En effet, le risque est considérable de voir les compétences médicales
refluer hors l'hôpital et hors les contraintes. Le risque est considérable
de voir des pratiques inégalitaires se généraliser. Le
risque est grand de voir le médecin ramené à un prestataire
de service.
Docteur, prends garde à toi. Car derrière certains ont des objectifs
précis. L'enjeu est l'arrivée des assureurs et des mutuelles comme
financeurs au premier franc des dépenses de santé.
La conséquence immédiate serait comme aux Etats Unis dans les
HMO, une sélection des risques, des médecins, des hôpitaux
et des malades.
On le voit, la crise actuelle de la médecine et du système de
santé français touche aux valeurs essentielles déontologiques,
éthiques et organisationnelles.
Dans le même temps, se déroule une campagne présidentielle
communicante. Petites phrases, âge du capitaine, menteries fleurissent
au rythme du jeu de l'oie des candidats.
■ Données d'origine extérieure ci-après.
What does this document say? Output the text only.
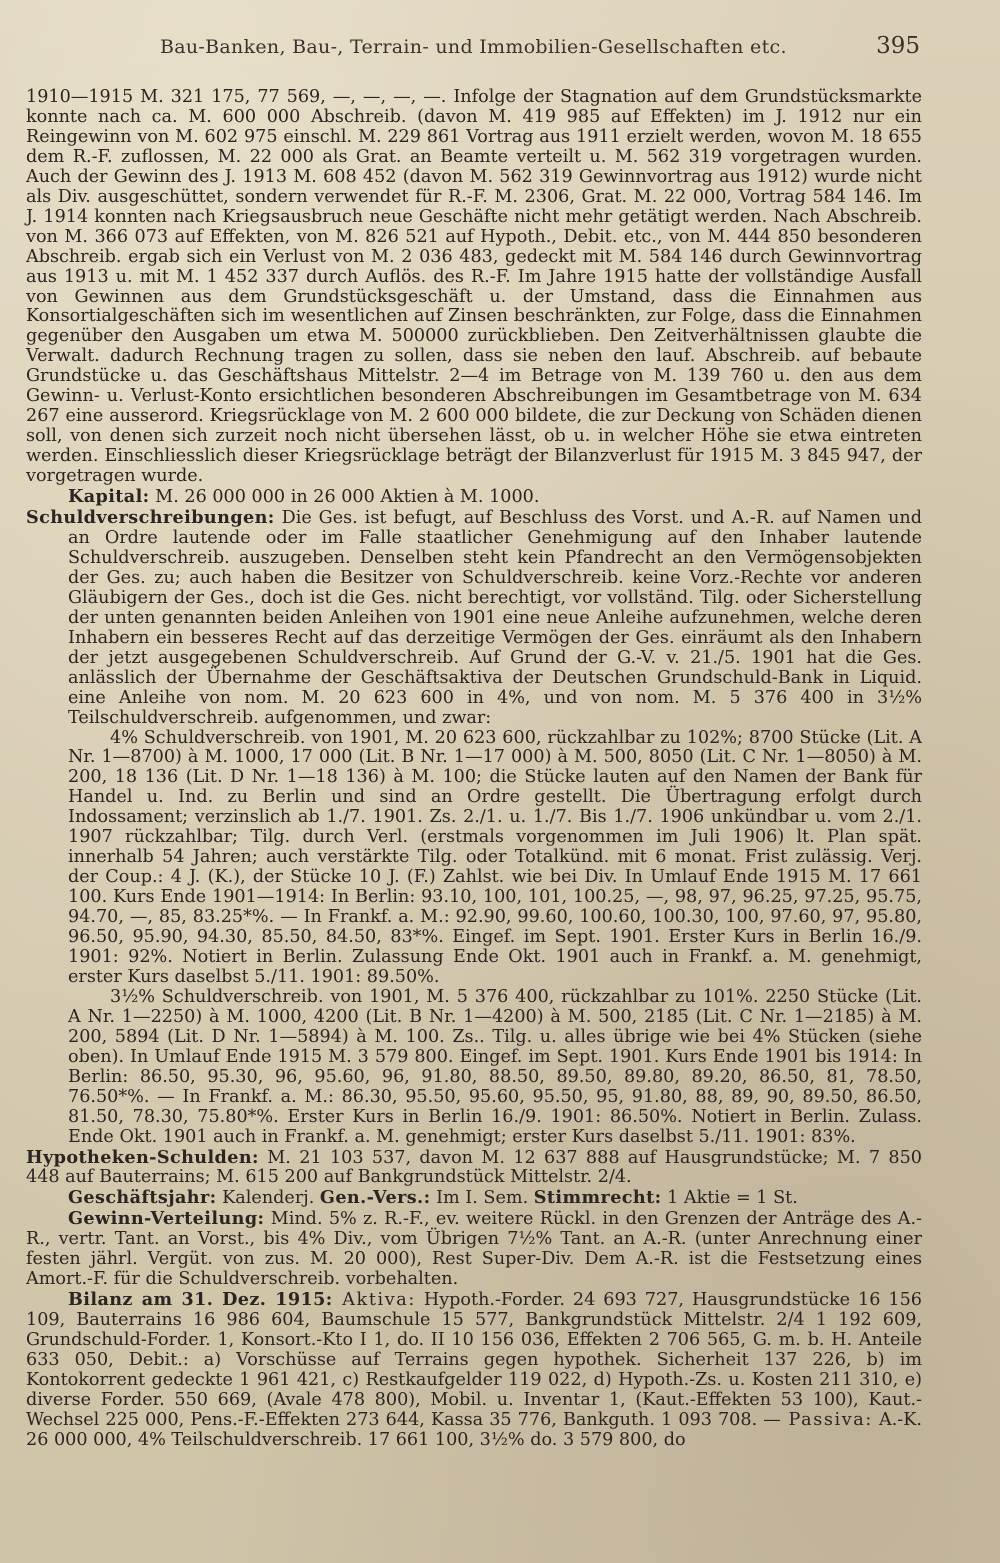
Bau-Banken, Bau-, Terrain- und Immobilien-Gesellschaften etc.	395

1910—1915 M. 321 175, 77 569, —, —, —, —. Infolge der Stagnation auf dem Grundstücksmarkte konnte nach ca. M. 600 000 Abschreib. (davon M. 419 985 auf Effekten) im J. 1912 nur ein Reingewinn von M. 602 975 einschl. M. 229 861 Vortrag aus 1911 erzielt werden, wovon M. 18 655 dem R.-F. zuflossen, M. 22 000 als Grat. an Beamte verteilt u. M. 562 319 vorgetragen wurden. Auch der Gewinn des J. 1913 M. 608 452 (davon M. 562 319 Gewinnvortrag aus 1912) wurde nicht als Div. ausgeschüttet, sondern verwendet für R.-F. M. 2306, Grat. M. 22 000, Vortrag 584 146. Im J. 1914 konnten nach Kriegsausbruch neue Geschäfte nicht mehr getätigt werden. Nach Abschreib. von M. 366 073 auf Effekten, von M. 826 521 auf Hypoth., Debit. etc., von M. 444 850 besonderen Abschreib. ergab sich ein Verlust von M. 2 036 483, gedeckt mit M. 584 146 durch Gewinnvortrag aus 1913 u. mit M. 1 452 337 durch Auflös. des R.-F. Im Jahre 1915 hatte der vollständige Ausfall von Gewinnen aus dem Grundstücksgeschäft u. der Umstand, dass die Einnahmen aus Konsortialgeschäften sich im wesentlichen auf Zinsen beschränkten, zur Folge, dass die Einnahmen gegenüber den Ausgaben um etwa M. 500000 zurückblieben. Den Zeitverhältnissen glaubte die Verwalt. dadurch Rechnung tragen zu sollen, dass sie neben den lauf. Abschreib. auf bebaute Grundstücke u. das Geschäftshaus Mittelstr. 2—4 im Betrage von M. 139 760 u. den aus dem Gewinn- u. Verlust-Konto ersichtlichen besonderen Abschreibungen im Gesamtbetrage von M. 634 267 eine ausserord. Kriegsrücklage von M. 2 600 000 bildete, die zur Deckung von Schäden dienen soll, von denen sich zurzeit noch nicht übersehen lässt, ob u. in welcher Höhe sie etwa eintreten werden. Einschliesslich dieser Kriegsrücklage beträgt der Bilanzverlust für 1915 M. 3 845 947, der vorgetragen wurde.

Kapital: M. 26 000 000 in 26 000 Aktien à M. 1000.

Schuldverschreibungen: Die Ges. ist befugt, auf Beschluss des Vorst. und A.-R. auf Namen und an Ordre lautende oder im Falle staatlicher Genehmigung auf den Inhaber lautende Schuldverschreib. auszugeben. Denselben steht kein Pfandrecht an den Vermögensobjekten der Ges. zu; auch haben die Besitzer von Schuldverschreib. keine Vorz.-Rechte vor anderen Gläubigern der Ges., doch ist die Ges. nicht berechtigt, vor vollständ. Tilg. oder Sicherstellung der unten genannten beiden Anleihen von 1901 eine neue Anleihe aufzunehmen, welche deren Inhabern ein besseres Recht auf das derzeitige Vermögen der Ges. einräumt als den Inhabern der jetzt ausgegebenen Schuldverschreib. Auf Grund der G.-V. v. 21./5. 1901 hat die Ges. anlässlich der Übernahme der Geschäftsaktiva der Deutschen Grundschuld-Bank in Liquid. eine Anleihe von nom. M. 20 623 600 in 4%, und von nom. M. 5 376 400 in 3½% Teilschuldverschreib. aufgenommen, und zwar:

4% Schuldverschreib. von 1901, M. 20 623 600, rückzahlbar zu 102%; 8700 Stücke (Lit. A Nr. 1—8700) à M. 1000, 17 000 (Lit. B Nr. 1—17 000) à M. 500, 8050 (Lit. C Nr. 1—8050) à M. 200, 18 136 (Lit. D Nr. 1—18 136) à M. 100; die Stücke lauten auf den Namen der Bank für Handel u. Ind. zu Berlin und sind an Ordre gestellt. Die Übertragung erfolgt durch Indossament; verzinslich ab 1./7. 1901. Zs. 2./1. u. 1./7. Bis 1./7. 1906 unkündbar u. vom 2./1. 1907 rückzahlbar; Tilg. durch Verl. (erstmals vorgenommen im Juli 1906) lt. Plan spät. innerhalb 54 Jahren; auch verstärkte Tilg. oder Totalkünd. mit 6 monat. Frist zulässig. Verj. der Coup.: 4 J. (K.), der Stücke 10 J. (F.) Zahlst. wie bei Div. In Umlauf Ende 1915 M. 17 661 100. Kurs Ende 1901—1914: In Berlin: 93.10, 100, 101, 100.25, —, 98, 97, 96.25, 97.25, 95.75, 94.70, —, 85, 83.25*%. — In Frankf. a. M.: 92.90, 99.60, 100.60, 100.30, 100, 97.60, 97, 95.80, 96.50, 95.90, 94.30, 85.50, 84.50, 83*%. Eingef. im Sept. 1901. Erster Kurs in Berlin 16./9. 1901: 92%. Notiert in Berlin. Zulassung Ende Okt. 1901 auch in Frankf. a. M. genehmigt, erster Kurs daselbst 5./11. 1901: 89.50%.

3½% Schuldverschreib. von 1901, M. 5 376 400, rückzahlbar zu 101%. 2250 Stücke (Lit. A Nr. 1—2250) à M. 1000, 4200 (Lit. B Nr. 1—4200) à M. 500, 2185 (Lit. C Nr. 1—2185) à M. 200, 5894 (Lit. D Nr. 1—5894) à M. 100. Zs.. Tilg. u. alles übrige wie bei 4% Stücken (siehe oben). In Umlauf Ende 1915 M. 3 579 800. Eingef. im Sept. 1901. Kurs Ende 1901 bis 1914: In Berlin: 86.50, 95.30, 96, 95.60, 96, 91.80, 88.50, 89.50, 89.80, 89.20, 86.50, 81, 78.50, 76.50*%. — In Frankf. a. M.: 86.30, 95.50, 95.60, 95.50, 95, 91.80, 88, 89, 90, 89.50, 86.50, 81.50, 78.30, 75.80*%. Erster Kurs in Berlin 16./9. 1901: 86.50%. Notiert in Berlin. Zulass. Ende Okt. 1901 auch in Frankf. a. M. genehmigt; erster Kurs daselbst 5./11. 1901: 83%.

Hypotheken-Schulden: M. 21 103 537, davon M. 12 637 888 auf Hausgrundstücke; M. 7 850 448 auf Bauterrains; M. 615 200 auf Bankgrundstück Mittelstr. 2/4.

Geschäftsjahr: Kalenderj. Gen.-Vers.: Im I. Sem. Stimmrecht: 1 Aktie = 1 St.

Gewinn-Verteilung: Mind. 5% z. R.-F., ev. weitere Rückl. in den Grenzen der Anträge des A.-R., vertr. Tant. an Vorst., bis 4% Div., vom Übrigen 7½% Tant. an A.-R. (unter Anrechnung einer festen jährl. Vergüt. von zus. M. 20 000), Rest Super-Div. Dem A.-R. ist die Festsetzung eines Amort.-F. für die Schuldverschreib. vorbehalten.

Bilanz am 31. Dez. 1915: Aktiva: Hypoth.-Forder. 24 693 727, Hausgrundstücke 16 156 109, Bauterrains 16 986 604, Baumschule 15 577, Bankgrundstück Mittelstr. 2/4 1 192 609, Grundschuld-Forder. 1, Konsort.-Kto I 1, do. II 10 156 036, Effekten 2 706 565, G. m. b. H. Anteile 633 050, Debit.: a) Vorschüsse auf Terrains gegen hypothek. Sicherheit 137 226, b) im Kontokorrent gedeckte 1 961 421, c) Restkaufgelder 119 022, d) Hypoth.-Zs. u. Kosten 211 310, e) diverse Forder. 550 669, (Avale 478 800), Mobil. u. Inventar 1, (Kaut.-Effekten 53 100), Kaut.-Wechsel 225 000, Pens.-F.-Effekten 273 644, Kassa 35 776, Bankguth. 1 093 708. — Passiva: A.-K. 26 000 000, 4% Teilschuldverschreib. 17 661 100, 3½% do. 3 579 800, do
Mais aucune des cases du jeu n'évoque
les problèmes de la santé, de la maladie, de l'hôpital,
bref les problèmes des gens et des malades. Mais, on le sait des faits
sont têtus. Quel que soit le vainqueur, quel que soit le premier sur la
dernière case, il faudra bien redonner un sens à la politique
de santé.
Si le terme d'insécurité fait, à juste titre, florès
l'insécurité créée par les dérapages de notre
système de santé sont quelque part indissociables du dossier de
l'insécurité sociale. Nous l'avons dit à plusieurs reprises,
l'hôpital participe à la cohésion sociale. Par sa capacité
à offrir des soins de qualité à tous, par sa capacité
à développer la connaissance médicale, par sa place de
lien dans notre société, l'hôpital public est irremplaçable.
Il est secoué par l'incapacité de nos politiques à se pencher
sur ses dysfonctionnements et plus généralement sur ceux du système
de santé.
Au mois de Mai 2002, le président élu, il faudra donc attendre
que les législatives fassent le tri des nominés et des élus
et que nos Césars composent un nouveau gouvernement. Pendant ce temps,
faute d'objectifs partagés, faute de repères et de valeurs affirmées,
les difficultés et les inégalités s'accroissent pour les
malades, les valeurs qui font que la France dispose du meilleur système
de santé s'estompent.
Il s'agit aussi d'une forme de violence.